Against this backdrop, saving for a house or a down payment remains challenging for many Americans.

But as the saying goes, a penny saved is a penny earned, and some experts say that financial strategies, such as the “$27.39 rule,” could help achieve this goal.

The rule is simple: Save $27.39 a day, totaling $191.73 a week, $830.83 a month, and $9,969.96 a year.

In short, saving $27.39 daily for 365 days will result in nearly $10,000 in savings.

Steve Sexton, CEO of Sexton Advisory Group, said that if saving money feels daunting to you and you’re not sure where to start, the $27.39 rule is one way to make it less intimidating and actionable.

“That said, getting to $10,000 requires discipline—that means you can’t skip any days.
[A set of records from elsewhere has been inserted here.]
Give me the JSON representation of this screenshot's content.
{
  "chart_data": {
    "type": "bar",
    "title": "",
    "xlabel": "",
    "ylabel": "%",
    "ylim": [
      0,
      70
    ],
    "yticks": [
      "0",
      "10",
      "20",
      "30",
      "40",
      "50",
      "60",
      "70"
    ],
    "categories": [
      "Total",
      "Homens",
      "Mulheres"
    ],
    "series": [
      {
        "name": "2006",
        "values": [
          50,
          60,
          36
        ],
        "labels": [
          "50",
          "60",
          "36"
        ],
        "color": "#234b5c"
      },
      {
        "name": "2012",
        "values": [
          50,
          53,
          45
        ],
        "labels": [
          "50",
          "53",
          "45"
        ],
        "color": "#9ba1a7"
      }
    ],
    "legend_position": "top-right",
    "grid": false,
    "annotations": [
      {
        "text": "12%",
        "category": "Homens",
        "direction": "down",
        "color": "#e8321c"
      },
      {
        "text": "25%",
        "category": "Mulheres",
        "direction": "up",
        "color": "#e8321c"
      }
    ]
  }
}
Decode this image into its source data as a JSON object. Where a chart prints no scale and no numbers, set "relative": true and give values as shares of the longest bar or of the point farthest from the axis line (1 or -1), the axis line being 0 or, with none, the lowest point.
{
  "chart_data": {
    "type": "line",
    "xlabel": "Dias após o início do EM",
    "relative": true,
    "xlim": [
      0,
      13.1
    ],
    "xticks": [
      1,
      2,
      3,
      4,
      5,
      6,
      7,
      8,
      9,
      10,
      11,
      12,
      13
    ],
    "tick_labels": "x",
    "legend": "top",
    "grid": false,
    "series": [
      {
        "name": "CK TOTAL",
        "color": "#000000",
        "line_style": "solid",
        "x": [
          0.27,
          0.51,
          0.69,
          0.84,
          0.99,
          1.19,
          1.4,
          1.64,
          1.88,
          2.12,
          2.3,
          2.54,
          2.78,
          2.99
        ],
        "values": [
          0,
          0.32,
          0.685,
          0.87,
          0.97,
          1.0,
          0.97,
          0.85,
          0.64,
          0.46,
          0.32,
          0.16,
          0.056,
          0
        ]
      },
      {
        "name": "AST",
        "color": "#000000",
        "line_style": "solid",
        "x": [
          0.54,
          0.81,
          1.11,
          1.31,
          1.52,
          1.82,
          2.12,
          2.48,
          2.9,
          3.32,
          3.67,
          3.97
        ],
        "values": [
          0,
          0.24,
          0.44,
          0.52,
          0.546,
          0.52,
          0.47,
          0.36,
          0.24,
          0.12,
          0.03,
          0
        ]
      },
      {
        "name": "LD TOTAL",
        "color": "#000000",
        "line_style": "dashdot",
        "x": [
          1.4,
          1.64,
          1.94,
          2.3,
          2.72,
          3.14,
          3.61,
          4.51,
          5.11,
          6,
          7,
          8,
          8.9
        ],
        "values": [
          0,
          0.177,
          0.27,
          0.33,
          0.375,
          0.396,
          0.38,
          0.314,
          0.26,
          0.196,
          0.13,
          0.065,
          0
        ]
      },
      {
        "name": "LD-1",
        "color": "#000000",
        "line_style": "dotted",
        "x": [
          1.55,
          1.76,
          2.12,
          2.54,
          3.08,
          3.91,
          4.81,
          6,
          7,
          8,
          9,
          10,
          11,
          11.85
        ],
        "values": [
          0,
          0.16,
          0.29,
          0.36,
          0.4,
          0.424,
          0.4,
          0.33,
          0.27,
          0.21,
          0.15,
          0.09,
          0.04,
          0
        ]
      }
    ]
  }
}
It’s all about a small daily choice that compounds over time,” Sexton added.

Jake Sadler, certified financial planner and founder at Curio Wealth, echoed that sentiment, noting that every great journey is made one step at a time.

“You can easily compare the amount to skipping takeout or trimming subscriptions. The idea is to make it feel doable in a way that ‘save $10,000’ simply doesn’t,” he said.

Jay Zigmont, CFP and founder of Childfree Trust, says that $10,000 is a good start toward a down payment. However, he tends to recommend putting 20% down when buying a house, so $10,000 will restrict how much home you can buy.

However, he added that if you and your property qualify for an FHA loan, you may be able to put as little as 3.5% down, meaning your down payment could be as low as $10,000 on a $300,000 home.

“Keep in mind that there are often closing costs that will also need to come out of that $10,000,” he said.

Blake O’Shaughnessy, founder of real estate platform Ownli, agreed, saying that $10,000 in today’s housing market is usually just a starting point.

Between down payment requirements, closing costs, inspections, lender fees, and moving expenses, that money can disappear fast.

“In many places, it barely covers the upfront costs, and that’s before you even think about commissions, which on an average home can easily run $20,000 to $30,000 or more,” he said. “So it’s not a bad idea, but it shouldn’t be framed as ‘do this for one year and you’re ready to buy.” It’s more like step one in a longer process.”